How does one generically convert signed and unsigned integers into each other without having to specify the specific width?

For example:

uint8_t <-> int8_t
uint16_t <-> int16_t
uint32_t <-> int32_t
uint64_t <-> int64_t

It would be nice to write:

uint32_t x;
int32_t y;
static_cast<signed>(x)
static_cast<unsigned>(y)

However, I suspect that doesn't do what I want.

I think I can achieve a similar effect using this method but I would think doing it for the same data width might have some syntactic sugar.

Conditional template type math

CodePudding user response：

However, I suspect that doesn't do what I want.

Indeed, your suspicion is valid: the expression, static_cast<signed>(x), is exactly equivalent to static_cast<signed int>(x), so the cast will always be to an object of the 'default' size of an int on the given platform (and, similarly, unsigned is equivalent to unsigned int).

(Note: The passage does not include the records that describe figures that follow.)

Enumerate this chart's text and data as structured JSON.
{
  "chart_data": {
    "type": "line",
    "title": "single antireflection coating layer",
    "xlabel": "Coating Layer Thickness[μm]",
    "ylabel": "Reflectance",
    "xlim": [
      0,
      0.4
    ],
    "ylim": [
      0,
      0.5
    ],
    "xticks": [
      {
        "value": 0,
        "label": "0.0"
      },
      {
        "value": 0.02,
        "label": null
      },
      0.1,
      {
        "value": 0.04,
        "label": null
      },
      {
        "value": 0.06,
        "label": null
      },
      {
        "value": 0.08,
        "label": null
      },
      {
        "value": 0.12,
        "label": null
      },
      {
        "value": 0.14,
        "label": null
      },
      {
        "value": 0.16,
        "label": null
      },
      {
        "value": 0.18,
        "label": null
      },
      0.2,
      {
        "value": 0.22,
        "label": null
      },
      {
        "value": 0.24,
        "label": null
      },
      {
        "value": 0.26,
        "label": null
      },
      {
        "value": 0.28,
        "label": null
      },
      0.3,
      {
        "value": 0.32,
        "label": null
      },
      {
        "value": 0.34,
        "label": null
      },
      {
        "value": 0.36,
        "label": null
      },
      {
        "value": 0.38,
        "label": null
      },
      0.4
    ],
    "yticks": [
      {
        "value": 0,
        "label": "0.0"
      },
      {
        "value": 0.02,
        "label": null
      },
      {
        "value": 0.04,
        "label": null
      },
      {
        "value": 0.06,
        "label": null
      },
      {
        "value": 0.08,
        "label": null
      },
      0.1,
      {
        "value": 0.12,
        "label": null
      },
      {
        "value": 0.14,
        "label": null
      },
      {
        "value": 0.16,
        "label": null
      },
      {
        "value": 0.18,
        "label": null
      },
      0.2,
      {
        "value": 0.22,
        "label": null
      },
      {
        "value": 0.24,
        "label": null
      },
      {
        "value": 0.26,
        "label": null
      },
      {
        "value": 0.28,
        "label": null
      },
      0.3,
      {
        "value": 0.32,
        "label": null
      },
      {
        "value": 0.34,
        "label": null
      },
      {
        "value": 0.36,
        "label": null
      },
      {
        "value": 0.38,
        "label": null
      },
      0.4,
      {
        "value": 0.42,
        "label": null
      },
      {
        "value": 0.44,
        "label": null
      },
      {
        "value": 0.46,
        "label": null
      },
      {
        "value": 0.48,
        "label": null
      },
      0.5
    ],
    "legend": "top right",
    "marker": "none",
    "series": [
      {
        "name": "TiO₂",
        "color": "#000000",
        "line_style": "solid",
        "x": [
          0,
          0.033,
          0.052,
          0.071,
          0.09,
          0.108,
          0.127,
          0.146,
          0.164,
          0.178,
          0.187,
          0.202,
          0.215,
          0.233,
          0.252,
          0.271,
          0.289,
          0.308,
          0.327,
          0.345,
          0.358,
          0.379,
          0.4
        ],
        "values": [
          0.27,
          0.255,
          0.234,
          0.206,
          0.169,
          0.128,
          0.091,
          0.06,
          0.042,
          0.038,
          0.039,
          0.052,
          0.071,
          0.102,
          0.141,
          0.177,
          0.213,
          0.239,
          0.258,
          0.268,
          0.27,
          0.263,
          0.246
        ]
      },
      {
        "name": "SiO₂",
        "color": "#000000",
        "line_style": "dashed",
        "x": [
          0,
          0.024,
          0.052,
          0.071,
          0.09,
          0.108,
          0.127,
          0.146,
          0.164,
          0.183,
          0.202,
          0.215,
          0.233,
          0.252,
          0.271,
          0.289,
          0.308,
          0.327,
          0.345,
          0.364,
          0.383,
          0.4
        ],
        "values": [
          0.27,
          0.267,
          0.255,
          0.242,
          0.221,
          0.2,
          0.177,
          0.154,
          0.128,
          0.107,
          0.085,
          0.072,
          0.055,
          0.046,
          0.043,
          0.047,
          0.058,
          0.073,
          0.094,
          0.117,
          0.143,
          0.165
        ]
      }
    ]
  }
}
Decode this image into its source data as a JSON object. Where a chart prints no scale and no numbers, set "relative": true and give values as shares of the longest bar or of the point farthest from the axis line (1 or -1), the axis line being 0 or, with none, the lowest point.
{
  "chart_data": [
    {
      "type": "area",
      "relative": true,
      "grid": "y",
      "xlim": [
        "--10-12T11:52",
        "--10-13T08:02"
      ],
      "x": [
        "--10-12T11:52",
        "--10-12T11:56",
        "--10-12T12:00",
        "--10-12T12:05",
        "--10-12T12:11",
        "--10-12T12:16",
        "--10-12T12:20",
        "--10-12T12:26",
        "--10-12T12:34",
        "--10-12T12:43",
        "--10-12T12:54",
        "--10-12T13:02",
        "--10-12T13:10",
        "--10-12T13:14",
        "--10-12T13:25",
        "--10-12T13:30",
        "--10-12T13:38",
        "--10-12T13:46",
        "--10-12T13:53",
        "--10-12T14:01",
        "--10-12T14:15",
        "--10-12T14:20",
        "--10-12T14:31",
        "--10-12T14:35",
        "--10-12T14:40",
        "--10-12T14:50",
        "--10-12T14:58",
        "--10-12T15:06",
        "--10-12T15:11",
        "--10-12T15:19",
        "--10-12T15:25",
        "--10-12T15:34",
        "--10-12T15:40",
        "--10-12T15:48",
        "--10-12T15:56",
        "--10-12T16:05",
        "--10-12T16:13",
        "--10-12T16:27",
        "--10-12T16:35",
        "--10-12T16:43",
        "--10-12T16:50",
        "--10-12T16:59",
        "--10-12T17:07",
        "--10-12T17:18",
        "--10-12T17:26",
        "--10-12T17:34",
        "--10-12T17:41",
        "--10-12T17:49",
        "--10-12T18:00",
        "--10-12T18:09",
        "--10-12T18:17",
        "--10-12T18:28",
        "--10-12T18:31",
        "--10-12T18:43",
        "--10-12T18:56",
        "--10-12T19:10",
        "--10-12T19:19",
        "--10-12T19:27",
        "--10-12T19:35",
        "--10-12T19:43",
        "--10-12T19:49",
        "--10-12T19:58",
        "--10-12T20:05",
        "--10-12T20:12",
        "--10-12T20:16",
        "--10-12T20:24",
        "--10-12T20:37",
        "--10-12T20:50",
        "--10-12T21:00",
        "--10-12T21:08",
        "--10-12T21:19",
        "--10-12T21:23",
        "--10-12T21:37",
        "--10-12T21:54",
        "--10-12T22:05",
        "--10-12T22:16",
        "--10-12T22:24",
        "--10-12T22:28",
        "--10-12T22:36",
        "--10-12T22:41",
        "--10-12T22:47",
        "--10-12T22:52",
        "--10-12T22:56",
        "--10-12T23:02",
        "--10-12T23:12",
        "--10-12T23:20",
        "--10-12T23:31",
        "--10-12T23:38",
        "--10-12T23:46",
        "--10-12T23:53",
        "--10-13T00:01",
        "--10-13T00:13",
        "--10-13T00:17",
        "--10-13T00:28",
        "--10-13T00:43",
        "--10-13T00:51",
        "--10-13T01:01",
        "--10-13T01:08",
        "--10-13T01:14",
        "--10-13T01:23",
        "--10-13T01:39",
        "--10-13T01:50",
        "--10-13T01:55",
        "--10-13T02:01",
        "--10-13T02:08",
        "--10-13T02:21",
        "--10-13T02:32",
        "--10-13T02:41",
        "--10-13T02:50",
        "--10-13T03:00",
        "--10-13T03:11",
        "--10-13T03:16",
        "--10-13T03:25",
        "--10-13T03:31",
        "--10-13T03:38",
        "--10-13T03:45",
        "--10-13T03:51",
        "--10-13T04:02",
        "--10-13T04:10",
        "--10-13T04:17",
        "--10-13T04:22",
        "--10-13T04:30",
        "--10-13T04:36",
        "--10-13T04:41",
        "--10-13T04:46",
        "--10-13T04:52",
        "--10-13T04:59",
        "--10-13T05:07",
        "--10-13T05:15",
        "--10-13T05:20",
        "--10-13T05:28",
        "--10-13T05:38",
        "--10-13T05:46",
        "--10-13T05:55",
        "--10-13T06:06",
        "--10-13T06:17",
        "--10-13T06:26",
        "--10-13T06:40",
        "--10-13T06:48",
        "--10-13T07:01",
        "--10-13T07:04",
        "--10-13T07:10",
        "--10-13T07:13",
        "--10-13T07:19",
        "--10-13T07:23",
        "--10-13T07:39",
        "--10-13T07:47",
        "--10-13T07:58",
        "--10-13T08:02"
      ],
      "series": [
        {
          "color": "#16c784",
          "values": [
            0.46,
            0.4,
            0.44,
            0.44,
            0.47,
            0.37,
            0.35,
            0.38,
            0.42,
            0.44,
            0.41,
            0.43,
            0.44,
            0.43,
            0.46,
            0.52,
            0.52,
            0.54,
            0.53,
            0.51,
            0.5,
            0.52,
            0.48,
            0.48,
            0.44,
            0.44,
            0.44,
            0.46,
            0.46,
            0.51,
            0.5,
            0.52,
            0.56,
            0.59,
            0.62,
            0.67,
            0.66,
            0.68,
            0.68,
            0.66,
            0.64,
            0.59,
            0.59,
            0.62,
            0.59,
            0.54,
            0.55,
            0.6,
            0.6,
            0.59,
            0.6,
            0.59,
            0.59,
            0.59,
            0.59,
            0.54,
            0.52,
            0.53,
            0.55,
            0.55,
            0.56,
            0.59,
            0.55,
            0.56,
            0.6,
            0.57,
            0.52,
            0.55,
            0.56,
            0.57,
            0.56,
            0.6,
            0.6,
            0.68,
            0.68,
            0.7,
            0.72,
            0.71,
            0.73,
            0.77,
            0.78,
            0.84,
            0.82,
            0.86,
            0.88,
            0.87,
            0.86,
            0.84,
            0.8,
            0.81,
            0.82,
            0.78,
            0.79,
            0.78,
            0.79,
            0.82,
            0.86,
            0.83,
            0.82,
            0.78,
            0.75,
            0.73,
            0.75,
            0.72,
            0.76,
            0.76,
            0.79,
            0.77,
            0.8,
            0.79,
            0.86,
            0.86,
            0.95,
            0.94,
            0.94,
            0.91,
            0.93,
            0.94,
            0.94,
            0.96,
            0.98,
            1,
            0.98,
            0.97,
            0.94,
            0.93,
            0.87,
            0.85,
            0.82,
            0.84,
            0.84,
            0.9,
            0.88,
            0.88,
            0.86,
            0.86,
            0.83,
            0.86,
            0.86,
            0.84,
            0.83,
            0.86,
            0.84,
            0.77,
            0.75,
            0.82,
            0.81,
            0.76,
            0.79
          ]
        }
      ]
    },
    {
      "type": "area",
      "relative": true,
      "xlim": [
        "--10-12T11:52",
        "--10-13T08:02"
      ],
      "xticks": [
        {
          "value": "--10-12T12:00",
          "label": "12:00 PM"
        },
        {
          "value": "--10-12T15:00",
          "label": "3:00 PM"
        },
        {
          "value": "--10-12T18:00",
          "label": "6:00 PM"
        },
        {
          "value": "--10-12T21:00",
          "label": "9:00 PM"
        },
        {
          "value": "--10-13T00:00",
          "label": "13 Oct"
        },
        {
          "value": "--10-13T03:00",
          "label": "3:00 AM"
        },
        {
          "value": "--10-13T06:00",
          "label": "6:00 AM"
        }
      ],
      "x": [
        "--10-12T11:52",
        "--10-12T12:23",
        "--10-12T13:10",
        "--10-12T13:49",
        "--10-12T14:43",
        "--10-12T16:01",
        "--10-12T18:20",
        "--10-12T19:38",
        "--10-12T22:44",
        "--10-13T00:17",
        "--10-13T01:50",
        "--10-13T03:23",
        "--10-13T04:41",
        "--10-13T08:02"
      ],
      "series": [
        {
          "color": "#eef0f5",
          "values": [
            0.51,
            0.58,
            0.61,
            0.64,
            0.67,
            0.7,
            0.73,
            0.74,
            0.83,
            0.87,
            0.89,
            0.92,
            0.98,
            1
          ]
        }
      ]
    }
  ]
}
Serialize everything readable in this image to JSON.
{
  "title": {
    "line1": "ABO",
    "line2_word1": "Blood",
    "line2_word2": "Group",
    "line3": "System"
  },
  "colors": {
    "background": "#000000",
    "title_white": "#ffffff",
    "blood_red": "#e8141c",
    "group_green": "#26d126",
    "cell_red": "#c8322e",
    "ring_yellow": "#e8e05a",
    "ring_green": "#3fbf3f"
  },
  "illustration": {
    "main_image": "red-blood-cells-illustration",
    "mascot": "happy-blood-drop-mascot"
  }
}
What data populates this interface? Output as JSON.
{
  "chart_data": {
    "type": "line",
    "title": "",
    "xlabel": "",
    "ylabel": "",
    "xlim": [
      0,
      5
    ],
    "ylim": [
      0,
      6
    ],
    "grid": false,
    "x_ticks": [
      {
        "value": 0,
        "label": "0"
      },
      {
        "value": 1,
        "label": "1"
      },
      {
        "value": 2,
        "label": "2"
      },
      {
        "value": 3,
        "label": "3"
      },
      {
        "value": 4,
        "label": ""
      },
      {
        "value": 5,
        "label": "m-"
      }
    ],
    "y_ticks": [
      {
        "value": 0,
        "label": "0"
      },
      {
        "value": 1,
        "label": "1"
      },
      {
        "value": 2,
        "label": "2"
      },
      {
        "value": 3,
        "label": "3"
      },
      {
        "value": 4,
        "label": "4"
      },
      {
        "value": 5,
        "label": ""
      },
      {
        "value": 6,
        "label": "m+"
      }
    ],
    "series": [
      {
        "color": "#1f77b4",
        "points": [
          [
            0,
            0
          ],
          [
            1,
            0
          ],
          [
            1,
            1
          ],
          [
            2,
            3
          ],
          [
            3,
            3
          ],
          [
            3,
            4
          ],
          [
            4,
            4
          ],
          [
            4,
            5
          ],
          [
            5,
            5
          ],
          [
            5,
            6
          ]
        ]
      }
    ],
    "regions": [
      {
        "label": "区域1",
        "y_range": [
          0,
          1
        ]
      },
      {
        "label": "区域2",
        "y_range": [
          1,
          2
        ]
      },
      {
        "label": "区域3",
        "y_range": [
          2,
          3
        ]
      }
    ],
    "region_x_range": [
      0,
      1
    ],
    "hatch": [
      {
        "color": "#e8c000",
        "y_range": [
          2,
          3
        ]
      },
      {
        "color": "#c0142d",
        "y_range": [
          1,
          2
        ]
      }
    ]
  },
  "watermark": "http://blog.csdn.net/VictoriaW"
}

However, with a little bit of work, you can create 'generic' cast template functions that use the std::make_signed and std::make_unsigned type-trait structures.

Here's a possible implementation of such functions, with a brief test program that shows some deduced result types for different input type widths:

#include <type_traits> // For make_signed and make_unsigned

template<typename T>
static inline auto unsigned_cast(T s)
{
    return static_cast<std::make_unsigned<T>::type>(s);
}

template<typename T>
static inline auto signed_cast(T s)
{
    return static_cast<std::make_signed<T>::type>(s);
}


#include <typeinfo>    // For "typeid"
#include <iostream>    

int main()
{
    int16_t s16 = 42;
    auto u16 = unsigned_cast(s16);
    std::cout << "Type of unsigned cast is: " << typeid(u16).name() << "\n";

    uint64_t u64 = 39uLL;
    auto s64 = signed_cast(u64);
    std::cout << "Type of signed cast is: " << typeid(s64).name() << "\n";
    return 0;
}